Une autre femme va combler ce vide affectif, la pédiatre Emillia (Vimala Pons pleine de charme) qui apporte piment et joie de vivre. Mais pas facile pour elle de trouver sa place dans le coeur d’Alex, qui déborde déjà d’amour pour sa fille, son beau-fils, sa voisine (très belle scène de l’album photo). Quand il le faut, Carine Tardieu laisse tourner la caméra, joue sur la durée du plan, comme ce plan fixe sur Alex au moment de la fausse couche et la voix d'Emillia hors champ. 

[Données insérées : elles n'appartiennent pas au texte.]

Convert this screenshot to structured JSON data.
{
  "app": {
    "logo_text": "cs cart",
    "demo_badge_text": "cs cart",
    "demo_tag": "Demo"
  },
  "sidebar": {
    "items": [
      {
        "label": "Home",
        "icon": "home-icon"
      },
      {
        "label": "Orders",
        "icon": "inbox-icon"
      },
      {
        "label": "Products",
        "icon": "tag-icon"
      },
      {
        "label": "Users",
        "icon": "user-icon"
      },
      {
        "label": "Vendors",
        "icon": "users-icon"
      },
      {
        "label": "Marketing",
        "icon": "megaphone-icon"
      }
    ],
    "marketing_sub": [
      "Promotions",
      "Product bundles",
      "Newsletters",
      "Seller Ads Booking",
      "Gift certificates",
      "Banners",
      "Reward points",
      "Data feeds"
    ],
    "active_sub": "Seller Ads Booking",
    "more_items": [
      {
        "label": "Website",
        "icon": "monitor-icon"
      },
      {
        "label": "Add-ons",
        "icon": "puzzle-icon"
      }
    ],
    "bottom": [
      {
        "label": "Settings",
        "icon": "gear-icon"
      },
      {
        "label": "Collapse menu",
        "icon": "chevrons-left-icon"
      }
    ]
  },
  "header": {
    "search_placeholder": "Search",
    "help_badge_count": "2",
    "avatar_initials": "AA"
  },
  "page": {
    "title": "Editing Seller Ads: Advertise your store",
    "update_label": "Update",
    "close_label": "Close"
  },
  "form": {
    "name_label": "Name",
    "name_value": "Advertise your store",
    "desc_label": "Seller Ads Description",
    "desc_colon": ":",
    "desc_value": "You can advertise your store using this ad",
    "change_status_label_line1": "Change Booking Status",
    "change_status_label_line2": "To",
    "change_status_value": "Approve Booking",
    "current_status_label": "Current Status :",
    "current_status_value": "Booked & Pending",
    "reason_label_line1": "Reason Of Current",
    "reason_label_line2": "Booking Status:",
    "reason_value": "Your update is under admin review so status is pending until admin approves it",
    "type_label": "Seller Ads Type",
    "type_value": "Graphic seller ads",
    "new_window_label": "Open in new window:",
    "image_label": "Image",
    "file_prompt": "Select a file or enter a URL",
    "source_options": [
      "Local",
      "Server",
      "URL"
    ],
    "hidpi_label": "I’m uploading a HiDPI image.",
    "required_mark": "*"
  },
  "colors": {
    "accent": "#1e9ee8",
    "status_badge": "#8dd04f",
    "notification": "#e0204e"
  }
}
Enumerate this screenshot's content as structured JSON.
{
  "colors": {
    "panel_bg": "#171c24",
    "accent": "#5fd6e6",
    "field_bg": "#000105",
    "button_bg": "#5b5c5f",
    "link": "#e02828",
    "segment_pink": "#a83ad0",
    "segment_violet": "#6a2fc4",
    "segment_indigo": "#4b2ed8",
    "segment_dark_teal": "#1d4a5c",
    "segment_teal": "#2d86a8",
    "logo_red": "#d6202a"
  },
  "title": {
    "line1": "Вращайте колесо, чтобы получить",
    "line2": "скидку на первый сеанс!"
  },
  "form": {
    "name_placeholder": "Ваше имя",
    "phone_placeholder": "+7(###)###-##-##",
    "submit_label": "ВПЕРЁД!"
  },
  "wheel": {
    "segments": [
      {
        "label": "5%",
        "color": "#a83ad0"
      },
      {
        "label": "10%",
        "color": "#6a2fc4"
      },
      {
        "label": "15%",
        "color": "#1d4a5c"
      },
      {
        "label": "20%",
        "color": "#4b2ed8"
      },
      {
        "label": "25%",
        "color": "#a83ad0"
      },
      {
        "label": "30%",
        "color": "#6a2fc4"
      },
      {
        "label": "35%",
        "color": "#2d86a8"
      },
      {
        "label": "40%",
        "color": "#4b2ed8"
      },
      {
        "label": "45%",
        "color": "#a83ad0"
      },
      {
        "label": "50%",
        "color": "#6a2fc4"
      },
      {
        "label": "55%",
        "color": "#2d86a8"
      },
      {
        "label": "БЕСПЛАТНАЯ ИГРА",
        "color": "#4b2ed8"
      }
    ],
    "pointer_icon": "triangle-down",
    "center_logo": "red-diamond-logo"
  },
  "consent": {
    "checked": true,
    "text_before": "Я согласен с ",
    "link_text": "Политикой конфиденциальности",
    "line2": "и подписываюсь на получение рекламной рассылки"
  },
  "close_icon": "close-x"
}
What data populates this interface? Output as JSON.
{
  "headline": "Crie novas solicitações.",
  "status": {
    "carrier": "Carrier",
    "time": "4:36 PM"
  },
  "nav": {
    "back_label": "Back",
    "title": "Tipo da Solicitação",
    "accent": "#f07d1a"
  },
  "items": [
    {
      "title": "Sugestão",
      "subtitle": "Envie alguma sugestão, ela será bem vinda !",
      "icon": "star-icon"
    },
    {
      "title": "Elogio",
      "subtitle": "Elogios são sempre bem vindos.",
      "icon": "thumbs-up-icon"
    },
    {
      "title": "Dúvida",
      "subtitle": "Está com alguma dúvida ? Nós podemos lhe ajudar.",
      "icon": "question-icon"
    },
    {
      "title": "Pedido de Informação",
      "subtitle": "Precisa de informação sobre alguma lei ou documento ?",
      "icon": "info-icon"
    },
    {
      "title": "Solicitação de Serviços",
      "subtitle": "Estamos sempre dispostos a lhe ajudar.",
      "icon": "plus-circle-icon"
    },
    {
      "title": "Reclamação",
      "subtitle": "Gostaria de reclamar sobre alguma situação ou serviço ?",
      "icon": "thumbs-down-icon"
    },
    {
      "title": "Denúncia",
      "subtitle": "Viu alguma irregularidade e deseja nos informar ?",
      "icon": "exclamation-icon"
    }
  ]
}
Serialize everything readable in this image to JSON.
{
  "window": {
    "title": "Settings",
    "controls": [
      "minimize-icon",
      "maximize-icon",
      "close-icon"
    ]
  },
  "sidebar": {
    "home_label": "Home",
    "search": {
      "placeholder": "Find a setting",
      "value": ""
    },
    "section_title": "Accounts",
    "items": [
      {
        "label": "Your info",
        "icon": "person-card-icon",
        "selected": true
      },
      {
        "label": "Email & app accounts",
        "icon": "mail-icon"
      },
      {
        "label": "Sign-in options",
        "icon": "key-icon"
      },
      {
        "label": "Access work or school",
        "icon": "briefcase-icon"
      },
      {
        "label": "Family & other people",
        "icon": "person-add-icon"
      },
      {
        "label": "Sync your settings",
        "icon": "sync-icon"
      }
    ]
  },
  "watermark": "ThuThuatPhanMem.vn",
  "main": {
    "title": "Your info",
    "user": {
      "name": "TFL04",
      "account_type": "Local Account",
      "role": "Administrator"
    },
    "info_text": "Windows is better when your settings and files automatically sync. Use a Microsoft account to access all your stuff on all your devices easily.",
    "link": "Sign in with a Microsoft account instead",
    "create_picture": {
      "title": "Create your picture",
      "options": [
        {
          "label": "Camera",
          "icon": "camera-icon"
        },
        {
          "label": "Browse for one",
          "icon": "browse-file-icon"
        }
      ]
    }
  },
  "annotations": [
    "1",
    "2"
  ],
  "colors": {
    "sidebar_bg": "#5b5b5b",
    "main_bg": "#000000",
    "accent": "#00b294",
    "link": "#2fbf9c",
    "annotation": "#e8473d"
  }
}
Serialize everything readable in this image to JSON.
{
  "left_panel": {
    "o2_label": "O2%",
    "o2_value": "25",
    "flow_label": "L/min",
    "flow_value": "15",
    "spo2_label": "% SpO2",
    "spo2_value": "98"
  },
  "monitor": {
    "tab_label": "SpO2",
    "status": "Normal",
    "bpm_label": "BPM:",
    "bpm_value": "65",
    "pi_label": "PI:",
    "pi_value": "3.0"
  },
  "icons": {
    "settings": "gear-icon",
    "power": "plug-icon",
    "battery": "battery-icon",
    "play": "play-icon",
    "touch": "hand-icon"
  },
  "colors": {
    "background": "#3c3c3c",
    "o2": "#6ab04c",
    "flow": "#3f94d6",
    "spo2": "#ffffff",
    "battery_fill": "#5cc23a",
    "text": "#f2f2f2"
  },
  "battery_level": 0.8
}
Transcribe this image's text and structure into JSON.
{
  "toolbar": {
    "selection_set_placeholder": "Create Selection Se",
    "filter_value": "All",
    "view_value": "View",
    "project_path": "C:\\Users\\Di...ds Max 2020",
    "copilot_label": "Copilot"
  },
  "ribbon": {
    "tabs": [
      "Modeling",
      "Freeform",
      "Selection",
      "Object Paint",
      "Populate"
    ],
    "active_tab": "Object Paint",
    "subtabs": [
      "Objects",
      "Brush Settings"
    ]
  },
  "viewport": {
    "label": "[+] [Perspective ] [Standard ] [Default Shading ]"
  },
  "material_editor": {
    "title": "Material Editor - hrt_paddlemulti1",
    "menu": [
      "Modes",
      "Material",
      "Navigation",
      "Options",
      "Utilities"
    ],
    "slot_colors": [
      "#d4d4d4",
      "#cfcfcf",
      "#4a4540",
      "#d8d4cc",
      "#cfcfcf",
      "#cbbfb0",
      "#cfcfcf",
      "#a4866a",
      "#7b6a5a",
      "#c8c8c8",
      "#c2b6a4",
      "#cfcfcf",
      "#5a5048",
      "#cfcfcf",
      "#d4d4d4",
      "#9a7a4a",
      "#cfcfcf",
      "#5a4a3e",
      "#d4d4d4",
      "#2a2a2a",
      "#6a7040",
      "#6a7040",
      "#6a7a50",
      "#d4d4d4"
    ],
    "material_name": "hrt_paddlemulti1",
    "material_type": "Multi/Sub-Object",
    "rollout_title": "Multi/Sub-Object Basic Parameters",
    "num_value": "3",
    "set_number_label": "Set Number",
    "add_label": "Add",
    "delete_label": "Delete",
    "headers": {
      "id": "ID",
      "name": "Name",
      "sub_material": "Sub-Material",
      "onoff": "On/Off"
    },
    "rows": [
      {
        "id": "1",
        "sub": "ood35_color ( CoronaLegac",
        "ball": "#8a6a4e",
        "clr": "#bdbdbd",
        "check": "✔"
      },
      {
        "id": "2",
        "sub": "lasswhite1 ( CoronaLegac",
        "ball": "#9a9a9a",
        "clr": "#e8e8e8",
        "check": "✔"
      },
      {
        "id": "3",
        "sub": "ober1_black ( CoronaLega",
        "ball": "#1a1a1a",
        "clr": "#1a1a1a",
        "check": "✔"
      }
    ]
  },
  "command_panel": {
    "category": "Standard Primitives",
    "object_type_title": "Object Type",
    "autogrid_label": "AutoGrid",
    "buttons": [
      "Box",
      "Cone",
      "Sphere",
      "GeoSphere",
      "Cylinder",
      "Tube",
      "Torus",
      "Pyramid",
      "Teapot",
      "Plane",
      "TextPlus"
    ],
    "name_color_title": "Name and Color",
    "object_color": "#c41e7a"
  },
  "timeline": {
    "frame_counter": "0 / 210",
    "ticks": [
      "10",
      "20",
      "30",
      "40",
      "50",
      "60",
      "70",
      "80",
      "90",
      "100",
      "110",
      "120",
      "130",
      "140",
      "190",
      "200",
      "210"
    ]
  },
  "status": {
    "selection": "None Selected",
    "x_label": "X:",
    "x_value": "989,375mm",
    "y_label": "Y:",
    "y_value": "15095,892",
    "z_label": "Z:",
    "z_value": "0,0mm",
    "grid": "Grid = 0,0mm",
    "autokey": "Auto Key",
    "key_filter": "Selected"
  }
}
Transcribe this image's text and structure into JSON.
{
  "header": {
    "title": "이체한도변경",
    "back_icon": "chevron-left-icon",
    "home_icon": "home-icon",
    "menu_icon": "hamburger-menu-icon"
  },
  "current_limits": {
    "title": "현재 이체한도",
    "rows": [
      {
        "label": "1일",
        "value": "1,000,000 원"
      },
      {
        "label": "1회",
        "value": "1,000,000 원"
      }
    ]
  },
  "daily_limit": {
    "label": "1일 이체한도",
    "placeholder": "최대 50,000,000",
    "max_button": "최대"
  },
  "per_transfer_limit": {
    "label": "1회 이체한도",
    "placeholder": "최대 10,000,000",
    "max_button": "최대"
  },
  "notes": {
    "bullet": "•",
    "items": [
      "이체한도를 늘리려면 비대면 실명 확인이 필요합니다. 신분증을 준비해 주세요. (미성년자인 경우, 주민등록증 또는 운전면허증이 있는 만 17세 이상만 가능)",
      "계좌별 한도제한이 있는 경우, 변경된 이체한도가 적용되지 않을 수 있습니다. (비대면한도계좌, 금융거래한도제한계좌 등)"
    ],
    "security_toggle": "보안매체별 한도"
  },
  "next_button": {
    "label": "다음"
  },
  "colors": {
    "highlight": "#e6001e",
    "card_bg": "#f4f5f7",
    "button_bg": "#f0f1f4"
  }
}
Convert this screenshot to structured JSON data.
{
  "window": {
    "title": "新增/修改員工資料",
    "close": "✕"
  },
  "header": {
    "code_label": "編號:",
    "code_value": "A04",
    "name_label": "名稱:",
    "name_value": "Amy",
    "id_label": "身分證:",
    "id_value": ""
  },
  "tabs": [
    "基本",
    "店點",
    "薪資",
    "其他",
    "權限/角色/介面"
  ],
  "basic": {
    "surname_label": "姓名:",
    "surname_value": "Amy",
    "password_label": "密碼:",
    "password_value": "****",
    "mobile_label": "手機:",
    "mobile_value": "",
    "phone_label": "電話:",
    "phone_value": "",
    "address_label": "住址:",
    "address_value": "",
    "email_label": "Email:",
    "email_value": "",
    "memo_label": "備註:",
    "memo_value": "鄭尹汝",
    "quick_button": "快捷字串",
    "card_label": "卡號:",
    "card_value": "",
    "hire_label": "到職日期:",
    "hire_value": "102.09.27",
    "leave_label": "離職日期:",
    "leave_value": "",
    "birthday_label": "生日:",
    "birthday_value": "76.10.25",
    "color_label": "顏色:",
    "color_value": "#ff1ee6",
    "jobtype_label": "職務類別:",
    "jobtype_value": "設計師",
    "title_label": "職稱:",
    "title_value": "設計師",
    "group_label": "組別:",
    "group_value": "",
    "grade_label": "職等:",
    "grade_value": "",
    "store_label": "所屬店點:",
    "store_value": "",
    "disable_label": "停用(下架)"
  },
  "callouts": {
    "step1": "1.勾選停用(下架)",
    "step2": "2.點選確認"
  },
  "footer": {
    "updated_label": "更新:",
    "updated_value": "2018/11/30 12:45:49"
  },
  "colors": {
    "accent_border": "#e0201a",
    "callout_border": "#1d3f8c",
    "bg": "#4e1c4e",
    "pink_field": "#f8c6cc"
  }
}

Quand le film s’aère du côté de Cancale, certains moments (le repas, le mariage) ont un charme fou, même si derrière la légèreté pointe toujours l’incertitude de pouvoir retrouver l’équilibre et le bonheur. Le mantra de Sandra : « Ton boulot s’est d’être heureux ».

La réalisatrice Carine Tardieu (DU VENT DANS LES MOLLETS, LES JEUNES AMANTS) trouve toujours la bonne distance, le ton qu’il faut pour ne pas tomber dans le mélo, le sirupeux. Et si ça fonctionne si bien, c’est aussi grâce aux acteurs. Pio Marmaï déploie une palette de jeu sensible, Valeria Bruni Tedeschi est comme souvent parfaite, trois clopes au bec par plan, même le gamin est bon, c'est dire. 

L’ATTACHEMENT aurait pu être réalisé par le japonais Kore-Eda, qui s’est beaucoup interrogé sur la famille, dans son sens le plus large. Alex convoque autour de lui un tas de pièces rapportées, et en redéfinit les liens malgré lui pour préserver et entourer ses enfants d’affection. Film sur le deuil, la résilience, mais tout simplement sur les rapports humains, de tous âges, réalisé tout en délicatesse.